Recovery of victims from New Zealand volcano eruption delayed due to conditions
An operation to recover victims from a volcanic eruption which killed at least six people in New Zealand has been delayed amid fears of worsening conditions.
Monitoring agency GeoNet said further eruptions on White Island were “likely”, adding the level of “volcanic tremor has significantly increased”.
Six people have been confirmed dead following the eruption, while two British women are believed to be among the 30 people in hospital, with all but five in a stable but serious condition.
Meanwhile, the British High Commission in New Zealand has urged Britons travelling in the country to contact their family and friends to let them know they are safe.
It comes as:
– Doctors in New Zealand have “almost” completed full identification of the 30 patients in burns units
– New Zealand’s Civil Defence ministry said it was “absolutely imperative” to retrieve the bodies, but “the prevention of further human harm must be taken into account”
– Chief coroner Judge Deborah Marshall has declared the White Island eruption a “mass fatality incident” and said it could be “some weeks” before all the deceased are identified
– The first Australian victims of the eruption have been named by a family friend as Julie Richards, 47, and her 20-year-old daughter Jessica.
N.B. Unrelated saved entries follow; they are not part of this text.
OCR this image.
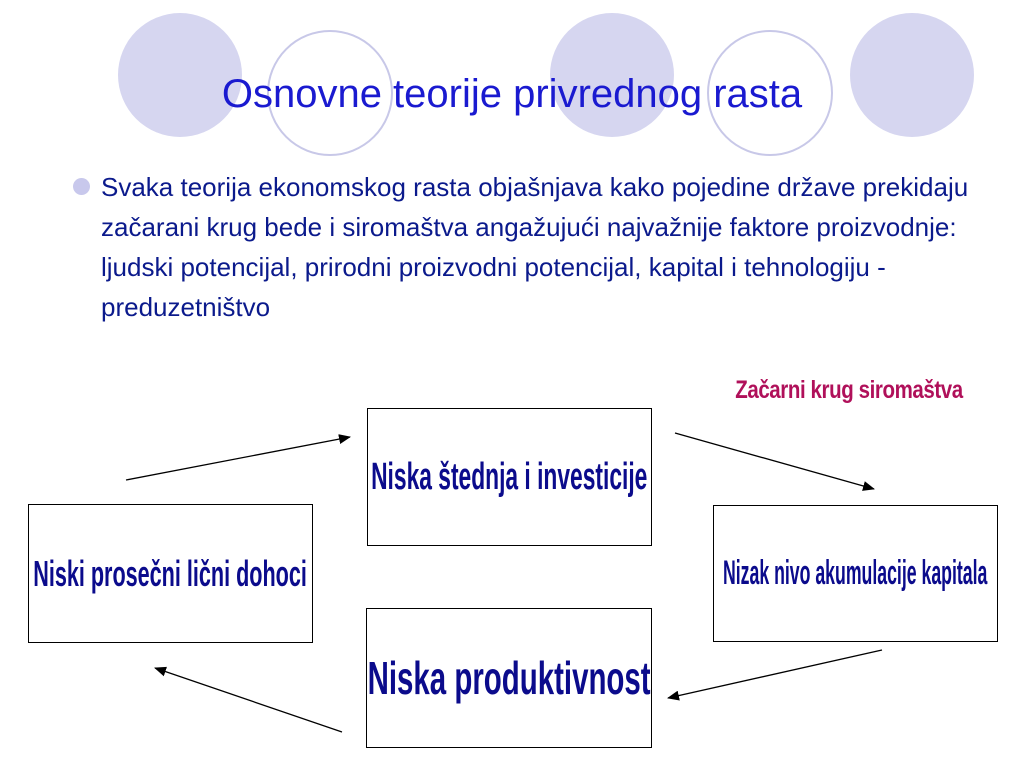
Osnovne teorije privrednog rasta

Svaka teorija ekonomskog rasta objašnjava kako pojedine države prekidaju začarani krug bede i siromaštva angažujući najvažnije faktore proizvodnje: ljudski potencijal, prirodni proizvodni potencijal, kapital i tehnologiju - preduzetništvo

Začarni krug siromaštva
Niska štednja i investicije
Nizak nivo akumulacije kapitala
Niska produktivnost
Niski prosečni lični dohoci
Counties Manukau District Health Board’s chief medical officer Dr Peter Watson told reporters that 22 patients were on airway support “due to the severity of their burns and other injuries”.
He added that supplies – including an additional 1.2 million square centimetres of skin – would be needed to meet patient demand and will be ordered from the United States.
“The nature of the burns suffered is complicated by the gases and chemicals in the eruption.”
National operation Commander Deputy Commissioner John Tims said: “The environment on the island has changed, (there has been) increased activity from earlier this morning.
“We are standing by to go back to that island.
“We are confident on our ability to deliver the rescue operation. But that is after we are sure that we can manage the real dangers that are on the island.”